Now Orlando was approaching Phoebe. I heard his wink, like an aperture shutting; heard the skid of his cheek on hers, and their soft soap-bubble kiss, and his disguising heartiness: “You’re going to be all right, cookie.”
“I’m all right now,” I said. “It’s high tide. The gulls are sunning themselves on the roof. Scallops and mashed potatoes for lunch. And I love you in that green dress, Phoebe, with your new petticoat all stiff and crackly.”
Orlando said, “How does it feel to be famous?”
I wanted to say, Quit looking at me like that. But I didn’t want him to know that in our games of Blindman’s Buff I had learned to see.
I said, “Remarkable.”
Blindness was not oblivion—not here, at home. I knew every inch of the house, every chair and table, the position of the radio, the ashtrays, the clock, the nap of every carpet. Experience was the same as sight, and my blindness made the touch and smell of the house much keener. I could walk from room to room without faltering or sticking my hands out. And my blindness made me see what my pictures never had—that it was a creaking wreck of a place, with musty and moth-infested corners, a cupboard of family intimacies. Nothing had changed in the house, but I had not understood its secrets until now. In a way, I had been blind before. I ought to have seen, years ago, that Orlando and Phoebe were lovers. But, then, I’d had only my eyes.

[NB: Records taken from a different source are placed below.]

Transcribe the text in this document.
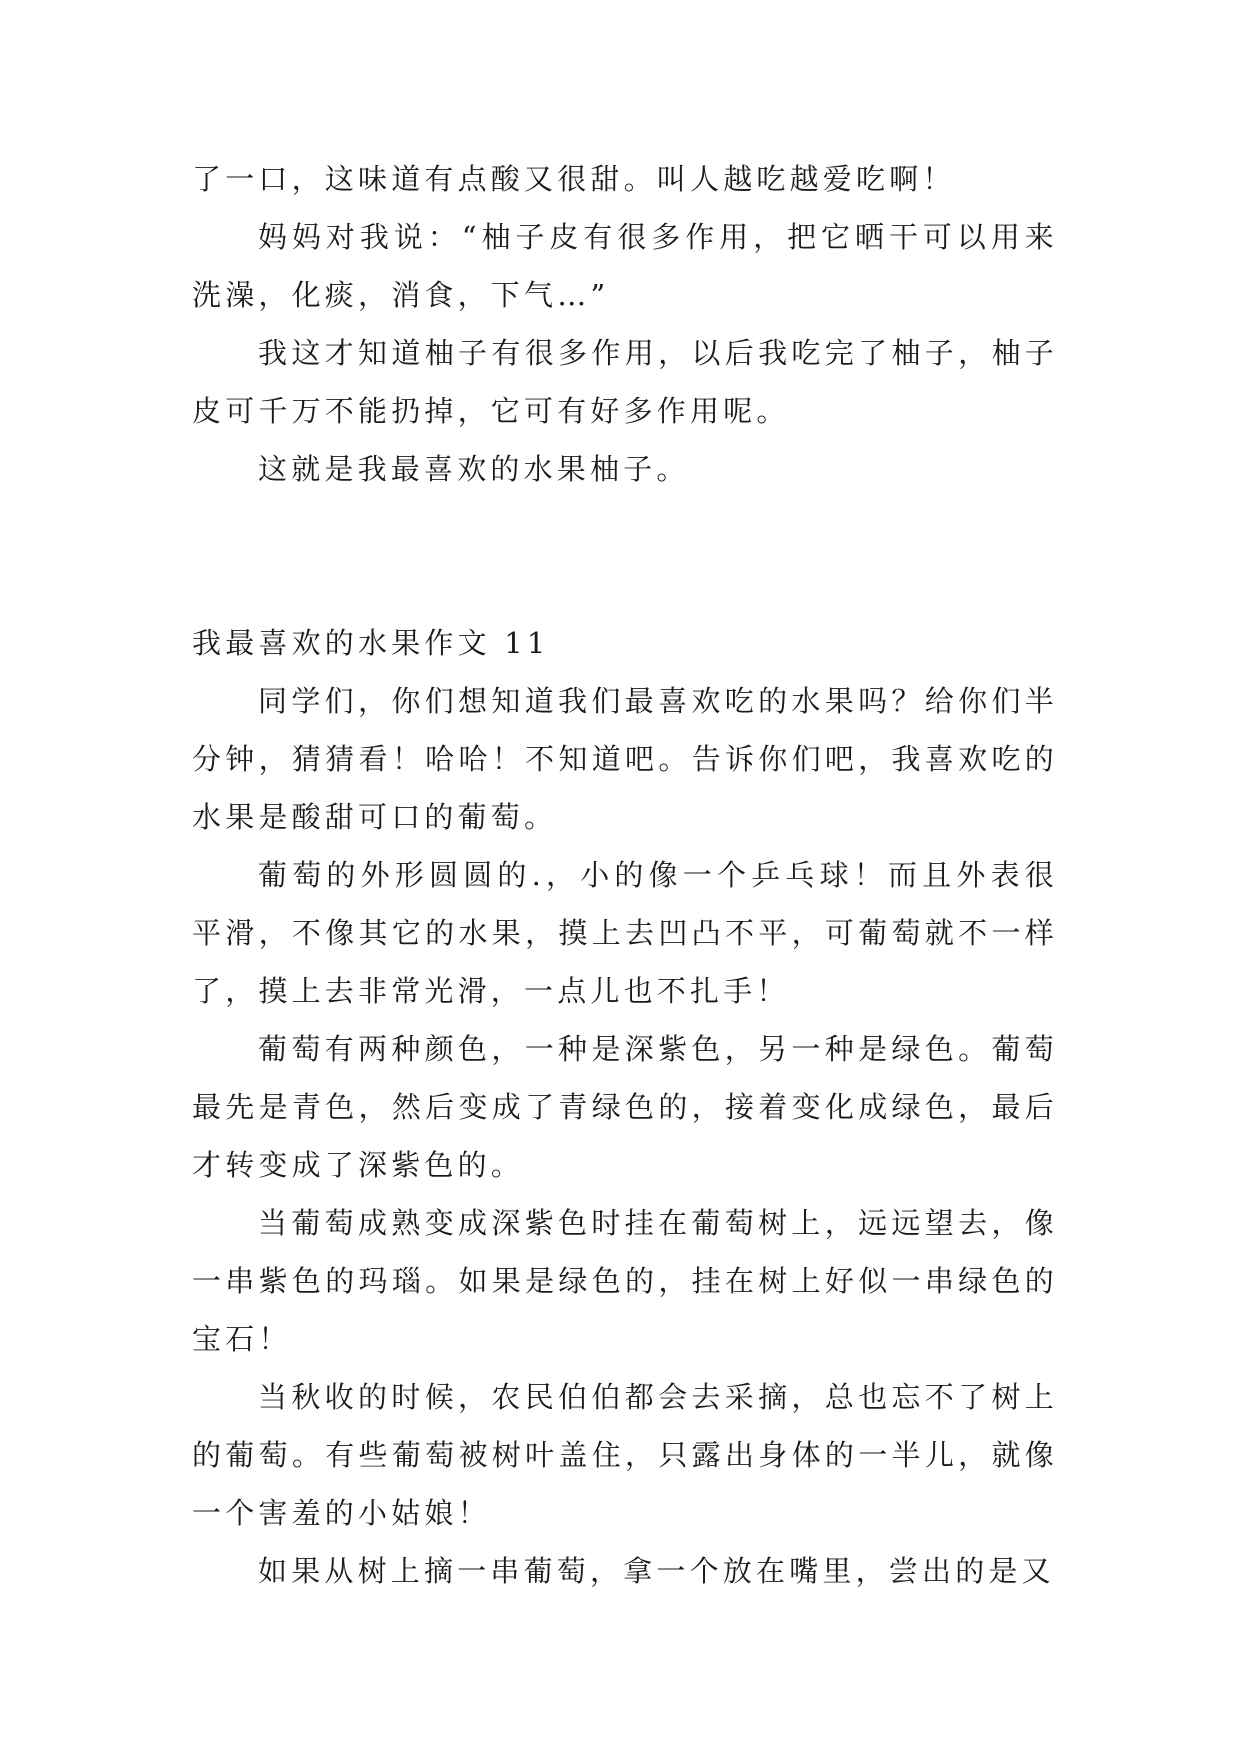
了一口，这味道有点酸又很甜。叫人越吃越爱吃啊！

妈妈对我说：“柚子皮有很多作用，把它晒干可以用来洗澡，化痰，消食，下气…”

我这才知道柚子有很多作用，以后我吃完了柚子，柚子皮可千万不能扔掉，它可有好多作用呢。

这就是我最喜欢的水果柚子。

我最喜欢的水果作文 11

同学们，你们想知道我们最喜欢吃的水果吗？给你们半分钟，猜猜看！哈哈！不知道吧。告诉你们吧，我喜欢吃的水果是酸甜可口的葡萄。

葡萄的外形圆圆的.，小的像一个乒乓球！而且外表很平滑，不像其它的水果，摸上去凹凸不平，可葡萄就不一样了，摸上去非常光滑，一点儿也不扎手！

葡萄有两种颜色，一种是深紫色，另一种是绿色。葡萄最先是青色，然后变成了青绿色的，接着变化成绿色，最后才转变成了深紫色的。

当葡萄成熟变成深紫色时挂在葡萄树上，远远望去，像一串紫色的玛瑙。如果是绿色的，挂在树上好似一串绿色的宝石！

当秋收的时候，农民伯伯都会去采摘，总也忘不了树上的葡萄。有些葡萄被树叶盖住，只露出身体的一半儿，就像一个害羞的小姑娘！

如果从树上摘一串葡萄，拿一个放在嘴里，尝出的是又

All the pictures I had taken were diminished by what I discovered to be true. I hadn’t begun to be a photographer. I had once thought, when I had done blind old Mrs. Conklin and Slaughter the piano tuner, that blindness was serene, like sleep. But it was not that at all. It was ceaseless vision, a babble of voice: the floors spoke, the walls, the potted plants, the books on their shelves, every phase of daylight—nothing was more audible than dawn, or Orlando’s look of pity, or Phoebe’s skin. Shouts and whispers; and each sound was a vivid picture, reminding me that I had seen nothing.